Given the information above and the findings of this study demonstrating NicAlert™ test positivity due to nicotine metabolites with longer detection windows, it may be valuable to require a 6-week period of tobacco abstinence before surgery if this POC screening test is used. This would diminish the 3-OH-cotinine urine concentrations for compliant patients and improve the performance of NicAlert™ as a screening test. It is also important to convey an additional limitation of this screening test: it does not distinguish between tobacco use, e-cigarette use (vaping), and nicotine replacement therapy.

Conclusion

Nicotine testing is utilized to support several clinical and forensic applications. However, further studies are necessary to clearly define the expected concentrations of individual nicotine metabolites to distinguish between active smoking, passive exposure, and non-smoking. Additional improvements in POC methods to increase specificity would allow for wider utilization of this method. Currently, immunoassays are useful for establishing whether a person has abstained from nicotine use.

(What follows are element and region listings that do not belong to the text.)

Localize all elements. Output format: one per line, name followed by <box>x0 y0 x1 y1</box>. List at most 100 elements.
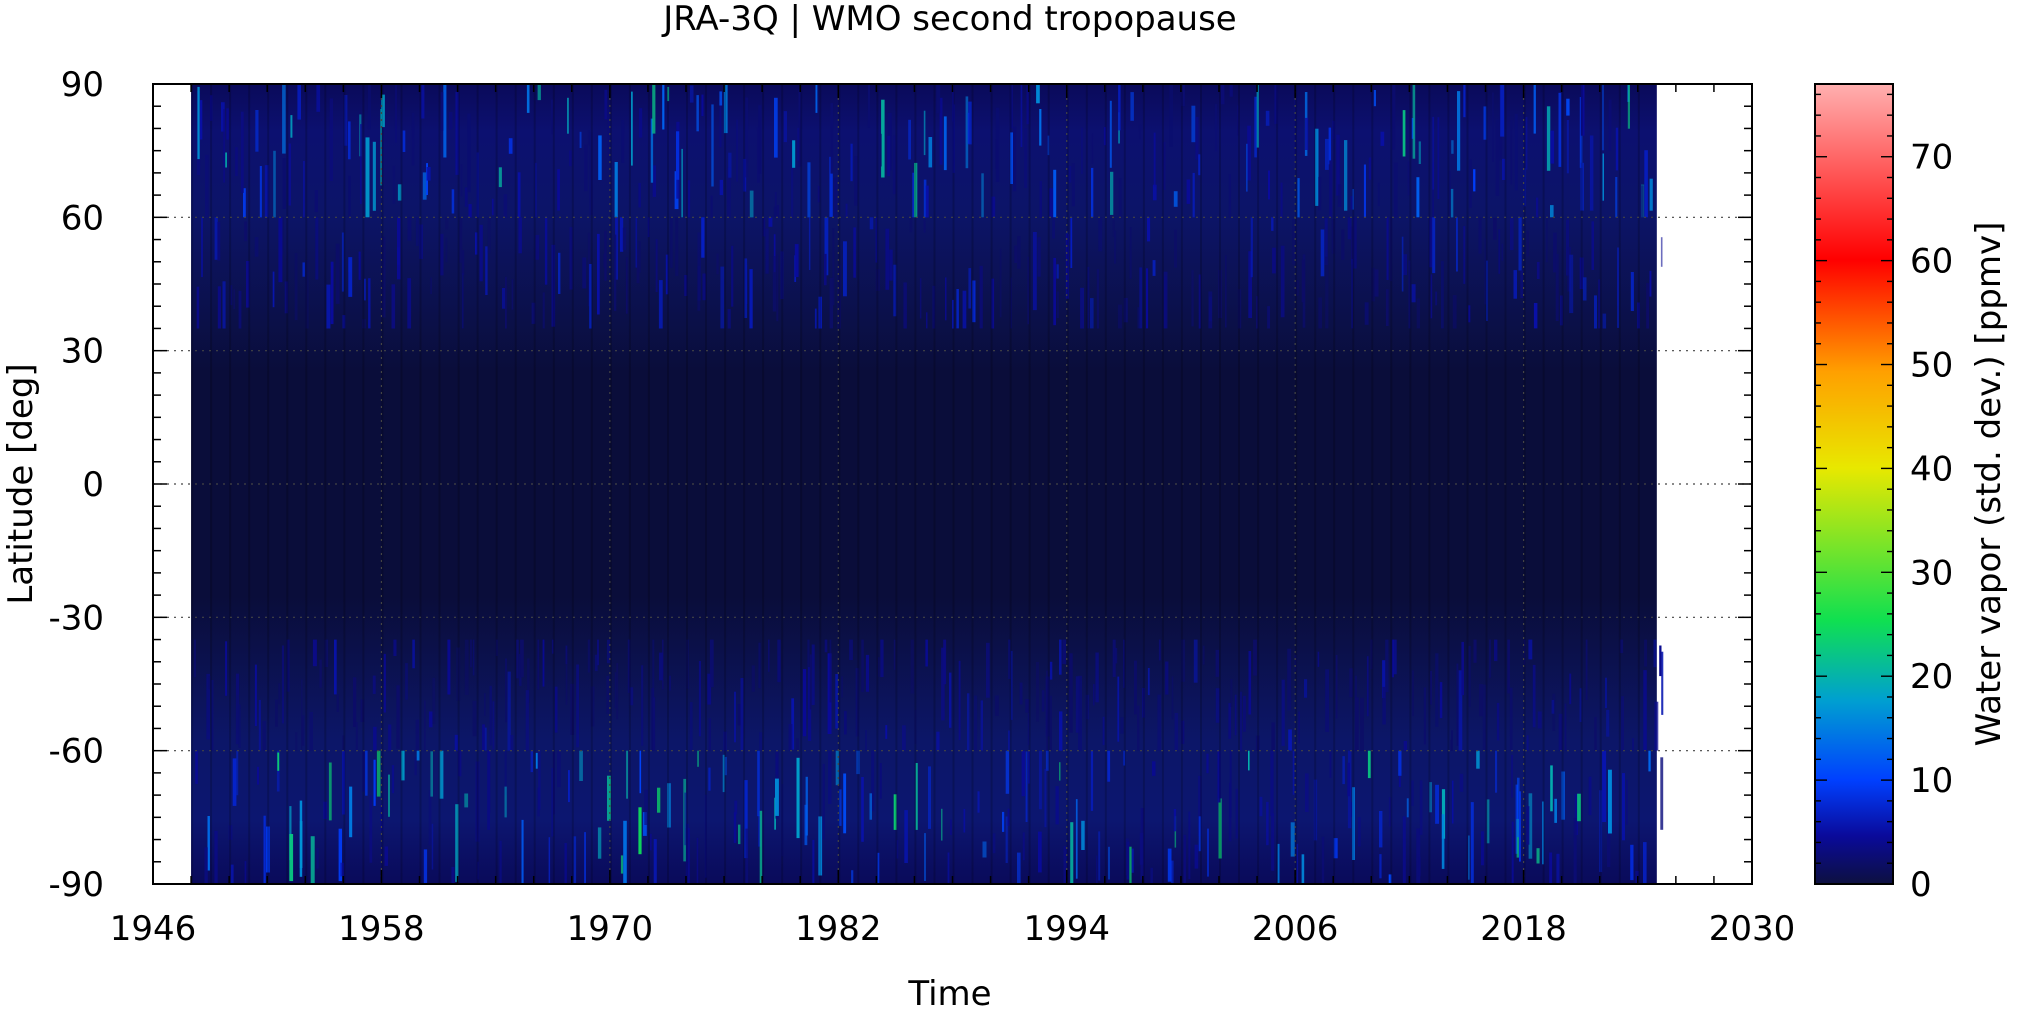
heatmap-cell <box>504 750 507 796</box>
heatmap-cell <box>1146 268 1149 329</box>
heatmap-cell <box>1401 236 1404 292</box>
heatmap-cell <box>214 217 218 260</box>
heatmap-cell <box>644 789 648 825</box>
heatmap-cell <box>902 725 906 751</box>
heatmap-cell <box>1288 729 1292 751</box>
heatmap-cell <box>979 265 983 329</box>
heatmap-cell <box>1162 142 1166 190</box>
heatmap-cell <box>211 680 214 751</box>
heatmap-cell <box>489 685 492 746</box>
heatmap-cell <box>892 135 897 195</box>
heatmap-cell <box>936 731 940 751</box>
heatmap-cell <box>416 750 420 761</box>
heatmap-cell <box>191 84 194 884</box>
heatmap-cell <box>686 84 688 884</box>
heatmap-cell <box>1287 648 1292 711</box>
heatmap-cell <box>1257 84 1260 884</box>
heatmap-cell <box>1123 84 1126 884</box>
heatmap-cell <box>1461 641 1464 696</box>
heatmap-cell <box>1556 853 1560 884</box>
heatmap-cell <box>1388 874 1392 884</box>
heatmap-cell <box>214 830 218 884</box>
heatmap-cell <box>396 685 400 749</box>
heatmap-cell <box>448 112 453 130</box>
heatmap-cell <box>1301 259 1305 303</box>
heatmap-cell <box>716 253 719 275</box>
heatmap-cell <box>956 289 959 329</box>
heatmap-cell <box>1120 717 1124 734</box>
heatmap-cell <box>225 641 228 696</box>
heatmap-cell <box>431 823 434 870</box>
heatmap-cell <box>952 299 954 329</box>
heatmap-cell <box>1594 295 1597 329</box>
heatmap-cell <box>1215 688 1220 723</box>
heatmap-cell <box>653 839 657 884</box>
heatmap-cell <box>358 251 361 280</box>
heatmap-cell <box>1129 227 1132 279</box>
heatmap-cell <box>794 244 799 277</box>
heatmap-cell <box>1331 219 1336 254</box>
heatmap-cell <box>1523 84 1526 884</box>
heatmap-cell <box>1112 219 1115 237</box>
heatmap-cell <box>475 761 480 842</box>
heatmap-cell <box>1090 750 1094 811</box>
heatmap-cell <box>722 754 725 793</box>
heatmap-cell <box>758 642 761 689</box>
heatmap-cell <box>567 97 569 134</box>
heatmap-cell <box>662 639 664 690</box>
heatmap-cell <box>1021 750 1025 797</box>
heatmap-cell <box>1514 113 1518 191</box>
heatmap-cell <box>1388 797 1392 827</box>
heatmap-cell <box>1599 790 1603 872</box>
heatmap-cell <box>487 217 491 254</box>
heatmap-cell <box>1010 132 1013 184</box>
heatmap-cell <box>467 113 471 193</box>
heatmap-cell <box>1439 682 1443 719</box>
heatmap-cell <box>456 647 461 701</box>
heatmap-cell <box>1398 750 1402 776</box>
heatmap-cell <box>1377 182 1380 207</box>
heatmap-cell <box>1608 99 1612 151</box>
heatmap-cell <box>604 230 607 281</box>
heatmap-cell <box>1271 217 1274 231</box>
heatmap-cell <box>205 154 209 218</box>
heatmap-cell <box>808 217 811 270</box>
heatmap-cell <box>1379 854 1382 879</box>
heatmap-cell <box>869 217 874 230</box>
heatmap-cell <box>719 91 723 106</box>
heatmap-cell <box>266 826 270 873</box>
heatmap-cell <box>1458 670 1463 751</box>
heatmap-cell <box>657 787 661 813</box>
heatmap-cell <box>289 806 292 861</box>
heatmap-cell <box>531 302 536 324</box>
heatmap-cell <box>749 190 754 218</box>
heatmap-cell <box>737 704 741 726</box>
heatmap-cell <box>1253 639 1257 676</box>
heatmap-cell <box>464 639 469 695</box>
heatmap-cell <box>1618 84 1621 884</box>
heatmap-cell <box>857 84 860 884</box>
x-tick-label: 1994 <box>1023 909 1110 949</box>
heatmap-cell <box>1536 848 1540 864</box>
heatmap-cell <box>1202 645 1205 665</box>
heatmap-cell <box>362 319 366 329</box>
heatmap-cell <box>381 94 385 128</box>
heatmap-cell <box>686 639 689 689</box>
heatmap-cell <box>1643 670 1647 751</box>
heatmap-cell <box>457 84 460 884</box>
heatmap-cell <box>1117 676 1120 742</box>
colorbar-tick-label: 50 <box>1910 346 1953 386</box>
heatmap-cell <box>1123 297 1128 323</box>
heatmap-cell <box>1566 120 1569 174</box>
heatmap-cell <box>1008 730 1011 751</box>
heatmap-cell <box>299 821 303 868</box>
heatmap-cell <box>569 227 573 290</box>
heatmap-cell <box>584 832 586 884</box>
heatmap-cell <box>745 97 749 178</box>
heatmap-cell <box>1271 813 1275 871</box>
heatmap-cell <box>1561 84 1564 884</box>
heatmap-cell <box>835 750 840 786</box>
heatmap-cell <box>312 639 317 667</box>
heatmap-cell <box>811 644 815 705</box>
heatmap-cell <box>925 639 928 667</box>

However, LC-MS/MS offers a more sensitive and specific method for classifying nicotine use. NicAlert™ test strips demonstrated high sensitivity in comparison to LC-MS/MS and EIA results to assess recent tobacco exposure, due to the cross-reactivity with 3-OH-cotinine. This implies that recent nicotine exposure via passive, active, or chronic use, during the 6-week period, would be detected by the NicAlert™ test strip. NicAlert™ test strip specificity may be increased by abstaining from nicotine exposure for more than 6 weeks when levels of 3-OH-cotinine should be undetectable, and the test would result in a more accurate classification of smoking status prior to surgery.

Conflict of Interest

None declared.

Funding

None declared.

Acknowledgement

Authors sincerely appreciate the guidance, editing, and review of the manuscript by Dr. Christopher M. Lehman.

Author Contributions Statement

All authors have made substantial contributions to the design and/or acquisition, analysis, and interpretation of the data as well as the drafting and the editing of the final manuscript.